И еще вот что: когда начинает теряться понемногу мир — исчезают привычные интересы, убегают из памяти понятия, суживается словарь, прошлая жизнь кажется небывшей (голод, холод) — это процесс постепенный, медленный, и если человек не умирает, а выздоравливает — он также медленно возвращает себе кое-что (не все, конечно) из потерянного. В выздоровлении крепость физических сил опережает в возвращении крепость сил духовных, а у многих они (духовные силы) совсем не возвращаются. Так вот, в этом процессе таянья человека — стихи держатся дольше, чем проза — я это проверял на людях и на самом себе. Даже Гумилевские «Мореплаватели» (это «даже» для тебя — я ведь не поклонник Гумилева как поэта) крепче, оказывается, сидят в человеке, чем хотя бы «Война и мир». Понимаю это, веря в стремление человека к высокому, в то, что правда поэзии выше правды художественной прозы — и особенностями стихосложения — его мнемоническими качествами, укрепленными звучанием.
Ну, кое-как заканчиваю это письмо. «Золотая роза» Паустовского понравилась мне бы больше, если бы он не врал бессовестно о Мультатули, которого и о котором я хорошо знаю, и если бы не писал он этой раздражительной короткой фразой — эта штука вовсе не в духе русского языка, точнее, русской прозы.
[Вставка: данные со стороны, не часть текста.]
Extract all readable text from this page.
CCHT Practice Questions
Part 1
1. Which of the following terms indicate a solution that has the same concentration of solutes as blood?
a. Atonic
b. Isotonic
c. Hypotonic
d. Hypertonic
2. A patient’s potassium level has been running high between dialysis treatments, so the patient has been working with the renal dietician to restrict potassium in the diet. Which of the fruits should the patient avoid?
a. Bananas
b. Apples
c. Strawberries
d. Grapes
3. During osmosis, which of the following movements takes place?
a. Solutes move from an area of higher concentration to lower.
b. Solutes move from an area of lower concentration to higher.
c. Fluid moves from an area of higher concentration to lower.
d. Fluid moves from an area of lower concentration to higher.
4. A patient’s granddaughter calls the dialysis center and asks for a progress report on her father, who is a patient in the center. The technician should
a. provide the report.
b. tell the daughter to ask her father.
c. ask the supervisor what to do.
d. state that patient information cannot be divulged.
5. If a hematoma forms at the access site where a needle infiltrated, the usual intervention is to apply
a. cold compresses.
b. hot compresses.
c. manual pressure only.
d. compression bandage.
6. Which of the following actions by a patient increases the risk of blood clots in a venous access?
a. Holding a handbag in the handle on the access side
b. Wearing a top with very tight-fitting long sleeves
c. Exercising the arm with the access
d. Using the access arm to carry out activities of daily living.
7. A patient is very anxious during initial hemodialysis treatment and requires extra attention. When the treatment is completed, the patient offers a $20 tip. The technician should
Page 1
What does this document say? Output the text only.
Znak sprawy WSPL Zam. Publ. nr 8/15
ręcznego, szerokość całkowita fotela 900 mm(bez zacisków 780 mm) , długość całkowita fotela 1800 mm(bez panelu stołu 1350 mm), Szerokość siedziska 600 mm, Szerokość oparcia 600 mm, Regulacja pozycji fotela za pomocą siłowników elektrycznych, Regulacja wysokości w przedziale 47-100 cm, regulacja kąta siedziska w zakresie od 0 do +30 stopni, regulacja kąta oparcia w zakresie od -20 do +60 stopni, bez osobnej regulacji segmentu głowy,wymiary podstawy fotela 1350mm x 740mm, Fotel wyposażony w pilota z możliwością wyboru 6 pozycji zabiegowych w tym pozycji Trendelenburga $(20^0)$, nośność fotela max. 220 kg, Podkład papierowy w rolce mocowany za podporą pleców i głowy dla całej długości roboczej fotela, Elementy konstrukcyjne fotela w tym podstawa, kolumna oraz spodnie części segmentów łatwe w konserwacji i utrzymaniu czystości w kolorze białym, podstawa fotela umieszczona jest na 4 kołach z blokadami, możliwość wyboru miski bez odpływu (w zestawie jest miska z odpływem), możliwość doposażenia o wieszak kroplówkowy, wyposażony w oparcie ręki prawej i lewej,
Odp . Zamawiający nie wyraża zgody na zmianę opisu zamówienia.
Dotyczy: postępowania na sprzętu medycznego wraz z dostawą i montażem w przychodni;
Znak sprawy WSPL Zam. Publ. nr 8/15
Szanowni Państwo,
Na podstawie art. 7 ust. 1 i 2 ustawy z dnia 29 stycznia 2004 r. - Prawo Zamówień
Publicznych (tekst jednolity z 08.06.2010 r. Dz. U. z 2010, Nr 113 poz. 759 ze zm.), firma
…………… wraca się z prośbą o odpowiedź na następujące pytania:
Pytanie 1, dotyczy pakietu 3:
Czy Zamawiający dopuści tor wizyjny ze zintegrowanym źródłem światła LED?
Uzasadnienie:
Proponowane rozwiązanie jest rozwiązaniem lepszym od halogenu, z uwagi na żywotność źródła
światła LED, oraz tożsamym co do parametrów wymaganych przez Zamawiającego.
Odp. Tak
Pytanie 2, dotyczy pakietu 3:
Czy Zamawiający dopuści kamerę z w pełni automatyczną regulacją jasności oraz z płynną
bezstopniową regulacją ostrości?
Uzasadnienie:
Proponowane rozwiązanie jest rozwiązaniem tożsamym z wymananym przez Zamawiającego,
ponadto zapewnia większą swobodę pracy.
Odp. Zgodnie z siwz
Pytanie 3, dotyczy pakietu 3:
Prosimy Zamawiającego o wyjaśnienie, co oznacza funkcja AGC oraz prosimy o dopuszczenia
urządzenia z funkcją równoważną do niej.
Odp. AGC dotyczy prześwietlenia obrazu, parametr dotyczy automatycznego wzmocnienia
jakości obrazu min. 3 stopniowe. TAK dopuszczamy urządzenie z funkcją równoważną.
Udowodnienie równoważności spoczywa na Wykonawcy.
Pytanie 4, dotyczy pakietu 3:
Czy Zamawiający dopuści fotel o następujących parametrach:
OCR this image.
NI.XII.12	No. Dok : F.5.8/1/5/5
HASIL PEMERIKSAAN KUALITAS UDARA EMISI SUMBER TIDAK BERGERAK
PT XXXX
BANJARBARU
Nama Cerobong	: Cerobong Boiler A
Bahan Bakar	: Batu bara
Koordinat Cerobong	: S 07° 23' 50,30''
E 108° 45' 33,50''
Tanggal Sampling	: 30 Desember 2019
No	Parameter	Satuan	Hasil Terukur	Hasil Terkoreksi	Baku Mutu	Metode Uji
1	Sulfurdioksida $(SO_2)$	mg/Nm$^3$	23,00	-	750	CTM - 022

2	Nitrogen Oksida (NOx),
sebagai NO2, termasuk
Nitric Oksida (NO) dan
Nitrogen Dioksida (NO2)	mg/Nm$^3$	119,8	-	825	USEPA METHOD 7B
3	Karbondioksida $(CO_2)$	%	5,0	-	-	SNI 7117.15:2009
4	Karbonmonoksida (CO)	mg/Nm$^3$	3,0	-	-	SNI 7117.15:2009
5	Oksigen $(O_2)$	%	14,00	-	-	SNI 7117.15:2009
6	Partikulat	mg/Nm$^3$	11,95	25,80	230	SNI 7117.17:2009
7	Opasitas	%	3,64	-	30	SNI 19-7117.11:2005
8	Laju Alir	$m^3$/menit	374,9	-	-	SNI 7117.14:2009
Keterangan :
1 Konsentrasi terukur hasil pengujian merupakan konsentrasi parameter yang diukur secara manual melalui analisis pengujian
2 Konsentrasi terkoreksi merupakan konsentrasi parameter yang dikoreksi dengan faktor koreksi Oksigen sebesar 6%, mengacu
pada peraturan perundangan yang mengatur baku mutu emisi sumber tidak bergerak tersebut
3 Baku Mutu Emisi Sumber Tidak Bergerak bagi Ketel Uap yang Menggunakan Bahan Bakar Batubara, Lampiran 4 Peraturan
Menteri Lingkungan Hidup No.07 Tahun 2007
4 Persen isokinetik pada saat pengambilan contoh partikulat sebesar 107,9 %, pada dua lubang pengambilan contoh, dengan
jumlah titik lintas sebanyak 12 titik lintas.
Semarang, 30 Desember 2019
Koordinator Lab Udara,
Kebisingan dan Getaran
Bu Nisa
Письмо сегодняшнее я так и не отправил. Ну, оно от тебя не уйдет. Привет Ирине, Дмитрию и Map. Ник.
Крепко целую.
В.
О том, что значил для Шалимова Пастернак, с не меньшей силой сказано и в его стихотворении «Поэту». Оно имеет и второе название — «Молитва». Мне же через несколько лет предстояло проверить справедливость слов о «роскоши» и «черном хлебе искусства» — на своем, маленьком, несоизмеримом тюремном опыте — и она подтвердилась. После смерти Б. Л., когда нас с мамой арестовали, мы, встретившись с ней после полугодового следствия и лубянской одиночки на суде, читали друг другу «Лейтенанта Шмидта», и мама говорила: «Господи, ну откуда он (Боря) мог все это знать, ведь он никогда не сидел, как же можно было это увидеть — «Это небо, пахнущее как-то так, как будто день, как масло, спахтан! Эти лица — а в толпе — свои!» И дело не в знакомых деталях — тут Шаламов не совсем прав. Что — по деталям — может быть дальше от вонючей трехметровой камеры с парашей и намордником, чем красивая жизнь господина Свана? Но я никогда не забуду своего упоения Прустом именно там, на Лубянке, Прустом, отложенным в свое время в уюте нормальной жизни, как скучный, изысканный буржуа, и тут вдруг открывшимся в своей пронзительной человечности, и это был тот самый «черный хлеб искусства», как оказалось.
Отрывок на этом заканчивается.